I just wanted to say that I recently got back into Elixir after many years of barely touching it (not really by choice). Funnily enough, the reason is Claude Code.
In the past three months I’ve built an app to help me track when things in my fridge are about to go bad, another one to help me practice speaking slower, and most recently an app to keep all of my agents in sync across platforms and machines.
I’ve noticed that when I build projects with Python + React, Claude Code isn’t nearly as good as when I’m working with Elixir/Phoenix. I think a big part of it is how little code you actually need in Elixir to make something useful. That means Claude has less context to deal with and tends to produce better results.
On top of that, Elixir is a very simple language to understand, which makes debugging much easier.
FWIW, I took a break from 20x Claude and am using only the $200 OpenAI Pro right now.
This came up because I found that Claude, even on Opus-4.6 Max, makes mistakes and produces incorrect results compared to GPT-5.4 X-High – both research/docs and implementation/debugging.
Started on GPT-5 via codex about 5 months ago. It took a good month of experimentation to learn how to prompt it correctly.

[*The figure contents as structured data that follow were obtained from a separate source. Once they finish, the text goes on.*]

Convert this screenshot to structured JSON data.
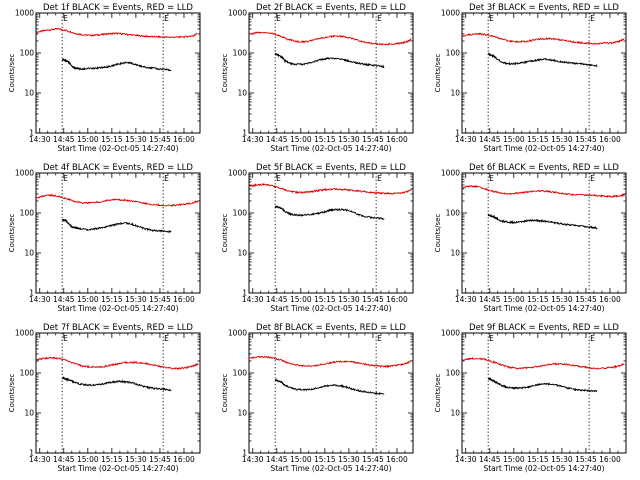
{
  "figure": {
    "background": "#ffffff",
    "axis_color": "#000000",
    "events_color": "#000000",
    "lld_color": "#e00000",
    "xlabel": "Start Time (02-Oct-05 14:27:40)",
    "ylabel": "Counts/sec",
    "x_tick_labels": [
      "14:30",
      "14:45",
      "15:00",
      "15:15",
      "15:30",
      "15:45",
      "16:00"
    ],
    "y_tick_labels": [
      "1",
      "10",
      "100",
      "1000"
    ],
    "marker_label": "E",
    "x_ticks_minutes": [
      150,
      165,
      180,
      195,
      210,
      225,
      240
    ],
    "xlim_minutes": [
      147.67,
      250
    ],
    "ylim": [
      1,
      1000
    ],
    "y_scale": "log",
    "marker_lines_minutes": [
      164,
      227
    ],
    "grid": false,
    "legend": "none"
  },
  "chart_data": [
    {
      "type": "line",
      "title": "Det 1f BLACK = Events, RED = LLD",
      "series": [
        {
          "name": "LLD",
          "color": "#e00000",
          "x": [
            147.7,
            152,
            157,
            162,
            167,
            172,
            177,
            182,
            187,
            192,
            197,
            202,
            207,
            212,
            217,
            222,
            227,
            232,
            237,
            242,
            246,
            248
          ],
          "values": [
            330,
            355,
            385,
            400,
            360,
            310,
            285,
            275,
            285,
            300,
            310,
            300,
            285,
            270,
            260,
            255,
            250,
            248,
            250,
            258,
            270,
            300
          ]
        },
        {
          "name": "Events",
          "color": "#000000",
          "x": [
            164,
            166,
            168,
            170,
            172,
            175,
            178,
            182,
            186,
            190,
            194,
            198,
            202,
            205,
            208,
            212,
            216,
            220,
            224,
            228,
            232
          ],
          "values": [
            70,
            65,
            60,
            47,
            42,
            40,
            40,
            41,
            42,
            44,
            46,
            52,
            56,
            58,
            54,
            48,
            44,
            42,
            40,
            39,
            37
          ]
        }
      ]
    },
    {
      "type": "line",
      "title": "Det 2f BLACK = Events, RED = LLD",
      "series": [
        {
          "name": "LLD",
          "color": "#e00000",
          "x": [
            147.7,
            152,
            157,
            162,
            167,
            172,
            177,
            182,
            187,
            192,
            197,
            202,
            207,
            212,
            217,
            222,
            227,
            232,
            237,
            242,
            246,
            249
          ],
          "values": [
            290,
            320,
            330,
            310,
            270,
            220,
            195,
            190,
            205,
            230,
            255,
            265,
            255,
            230,
            200,
            180,
            170,
            165,
            168,
            175,
            190,
            225
          ]
        },
        {
          "name": "Events",
          "color": "#000000",
          "x": [
            164,
            166,
            168,
            170,
            173,
            176,
            180,
            184,
            188,
            192,
            196,
            200,
            204,
            208,
            212,
            216,
            220,
            224,
            228,
            232
          ],
          "values": [
            95,
            88,
            80,
            65,
            55,
            52,
            52,
            55,
            60,
            68,
            72,
            74,
            72,
            66,
            60,
            55,
            52,
            50,
            48,
            45
          ]
        }
      ]
    },
    {
      "type": "line",
      "title": "Det 3f BLACK = Events, RED = LLD",
      "series": [
        {
          "name": "LLD",
          "color": "#e00000",
          "x": [
            147.7,
            152,
            157,
            162,
            167,
            172,
            177,
            182,
            187,
            192,
            197,
            202,
            207,
            212,
            217,
            222,
            227,
            232,
            237,
            242,
            246,
            249
          ],
          "values": [
            260,
            290,
            300,
            290,
            260,
            225,
            200,
            190,
            195,
            210,
            225,
            230,
            220,
            205,
            190,
            180,
            175,
            172,
            175,
            180,
            195,
            230
          ]
        },
        {
          "name": "Events",
          "color": "#000000",
          "x": [
            164,
            166,
            168,
            170,
            173,
            176,
            180,
            184,
            188,
            192,
            196,
            200,
            204,
            208,
            212,
            216,
            220,
            224,
            228,
            232
          ],
          "values": [
            95,
            88,
            80,
            68,
            58,
            54,
            54,
            56,
            60,
            64,
            68,
            70,
            66,
            62,
            58,
            56,
            54,
            52,
            50,
            48
          ]
        }
      ]
    },
    {
      "type": "line",
      "title": "Det 4f BLACK = Events, RED = LLD",
      "series": [
        {
          "name": "LLD",
          "color": "#e00000",
          "x": [
            147.7,
            152,
            157,
            162,
            167,
            172,
            177,
            182,
            187,
            192,
            197,
            202,
            207,
            212,
            217,
            222,
            227,
            232,
            237,
            242,
            246,
            249
          ],
          "values": [
            230,
            265,
            280,
            260,
            225,
            195,
            180,
            180,
            190,
            205,
            215,
            212,
            200,
            185,
            170,
            160,
            155,
            155,
            160,
            170,
            180,
            200
          ]
        },
        {
          "name": "Events",
          "color": "#000000",
          "x": [
            164,
            166,
            168,
            170,
            173,
            176,
            180,
            184,
            188,
            192,
            196,
            200,
            204,
            208,
            212,
            216,
            220,
            224,
            228,
            232
          ],
          "values": [
            70,
            65,
            55,
            45,
            42,
            40,
            38,
            40,
            43,
            46,
            50,
            54,
            56,
            52,
            45,
            40,
            37,
            36,
            35,
            34
          ]
        }
      ]
    },
    {
      "type": "line",
      "title": "Det 5f BLACK = Events, RED = LLD",
      "series": [
        {
          "name": "LLD",
          "color": "#e00000",
          "x": [
            147.7,
            152,
            157,
            162,
            167,
            172,
            177,
            182,
            187,
            192,
            197,
            202,
            207,
            212,
            217,
            222,
            227,
            232,
            237,
            242,
            246,
            249
          ],
          "values": [
            460,
            500,
            520,
            480,
            420,
            360,
            330,
            330,
            345,
            370,
            390,
            395,
            385,
            370,
            350,
            335,
            320,
            310,
            305,
            315,
            335,
            380
          ]
        },
        {
          "name": "Events",
          "color": "#000000",
          "x": [
            164,
            166,
            168,
            170,
            173,
            176,
            180,
            184,
            188,
            192,
            196,
            198,
            200,
            204,
            208,
            212,
            216,
            220,
            224,
            228,
            232
          ],
          "values": [
            145,
            140,
            130,
            110,
            95,
            90,
            88,
            90,
            95,
            100,
            110,
            118,
            120,
            122,
            120,
            108,
            90,
            82,
            78,
            75,
            72
          ]
        }
      ]
    },
    {
      "type": "line",
      "title": "Det 6f BLACK = Events, RED = LLD",
      "series": [
        {
          "name": "LLD",
          "color": "#e00000",
          "x": [
            147.7,
            152,
            157,
            162,
            167,
            172,
            177,
            182,
            187,
            192,
            197,
            202,
            207,
            212,
            217,
            222,
            227,
            232,
            237,
            242,
            246,
            249
          ],
          "values": [
            440,
            470,
            460,
            400,
            350,
            310,
            300,
            310,
            330,
            350,
            355,
            345,
            320,
            300,
            290,
            285,
            280,
            270,
            265,
            260,
            265,
            290
          ]
        },
        {
          "name": "Events",
          "color": "#000000",
          "x": [
            164,
            166,
            168,
            170,
            173,
            176,
            180,
            184,
            188,
            192,
            196,
            200,
            204,
            208,
            212,
            216,
            220,
            224,
            228,
            232
          ],
          "values": [
            88,
            85,
            80,
            70,
            62,
            60,
            58,
            60,
            64,
            66,
            64,
            62,
            58,
            55,
            52,
            50,
            48,
            46,
            44,
            42
          ]
        }
      ]
    },
    {
      "type": "line",
      "title": "Det 7f BLACK = Events, RED = LLD",
      "series": [
        {
          "name": "LLD",
          "color": "#e00000",
          "x": [
            147.7,
            152,
            157,
            162,
            167,
            172,
            177,
            182,
            187,
            192,
            197,
            202,
            207,
            212,
            217,
            222,
            227,
            232,
            237,
            242,
            246,
            249
          ],
          "values": [
            210,
            230,
            240,
            230,
            205,
            170,
            150,
            140,
            140,
            150,
            165,
            180,
            185,
            180,
            170,
            155,
            140,
            130,
            130,
            138,
            150,
            170
          ]
        },
        {
          "name": "Events",
          "color": "#000000",
          "x": [
            164,
            166,
            168,
            170,
            173,
            176,
            180,
            184,
            188,
            192,
            196,
            200,
            204,
            208,
            212,
            216,
            220,
            224,
            228,
            232
          ],
          "values": [
            75,
            72,
            68,
            62,
            56,
            52,
            50,
            50,
            52,
            56,
            60,
            62,
            60,
            56,
            50,
            45,
            42,
            40,
            39,
            37
          ]
        }
      ]
    },
    {
      "type": "line",
      "title": "Det 8f BLACK = Events, RED = LLD",
      "series": [
        {
          "name": "LLD",
          "color": "#e00000",
          "x": [
            147.7,
            152,
            157,
            162,
            167,
            172,
            177,
            182,
            187,
            192,
            197,
            202,
            207,
            212,
            217,
            222,
            227,
            232,
            237,
            242,
            246,
            249
          ],
          "values": [
            230,
            250,
            255,
            240,
            215,
            180,
            160,
            150,
            150,
            160,
            175,
            190,
            195,
            190,
            175,
            160,
            150,
            145,
            150,
            160,
            175,
            200
          ]
        },
        {
          "name": "Events",
          "color": "#000000",
          "x": [
            164,
            166,
            168,
            170,
            173,
            176,
            180,
            184,
            188,
            192,
            196,
            200,
            204,
            208,
            212,
            216,
            220,
            224,
            228,
            232
          ],
          "values": [
            68,
            64,
            58,
            50,
            44,
            40,
            38,
            38,
            40,
            44,
            48,
            50,
            48,
            45,
            40,
            36,
            34,
            32,
            31,
            30
          ]
        }
      ]
    },
    {
      "type": "line",
      "title": "Det 9f BLACK = Events, RED = LLD",
      "series": [
        {
          "name": "LLD",
          "color": "#e00000",
          "x": [
            147.7,
            152,
            157,
            162,
            167,
            172,
            177,
            182,
            187,
            192,
            197,
            202,
            207,
            212,
            217,
            222,
            227,
            232,
            237,
            242,
            246,
            249
          ],
          "values": [
            200,
            225,
            235,
            220,
            190,
            160,
            140,
            130,
            132,
            140,
            150,
            165,
            170,
            165,
            155,
            145,
            135,
            130,
            132,
            140,
            150,
            170
          ]
        },
        {
          "name": "Events",
          "color": "#000000",
          "x": [
            164,
            166,
            168,
            170,
            173,
            176,
            180,
            184,
            188,
            192,
            196,
            200,
            204,
            208,
            212,
            216,
            220,
            224,
            228,
            232
          ],
          "values": [
            72,
            68,
            62,
            55,
            48,
            44,
            42,
            42,
            44,
            48,
            52,
            54,
            52,
            48,
            44,
            40,
            38,
            37,
            36,
            36
          ]
        }
      ]
    }
  ]
}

It’s not done yet, but I have a daemon on my CLI that watches for file changes in shared files (agent/team definitions and shared knowledge), and a relay that uses Phoenix Channels. https://github.com/teamrc-ai/teamrc
Definitely. IMO we should try to share more. Problem however is: LLMs boost our productivity and we often don’t want to stop and fine-tune the prompting rules. Feels like we’re wasting time.
Next personal character development quest unlocked, then.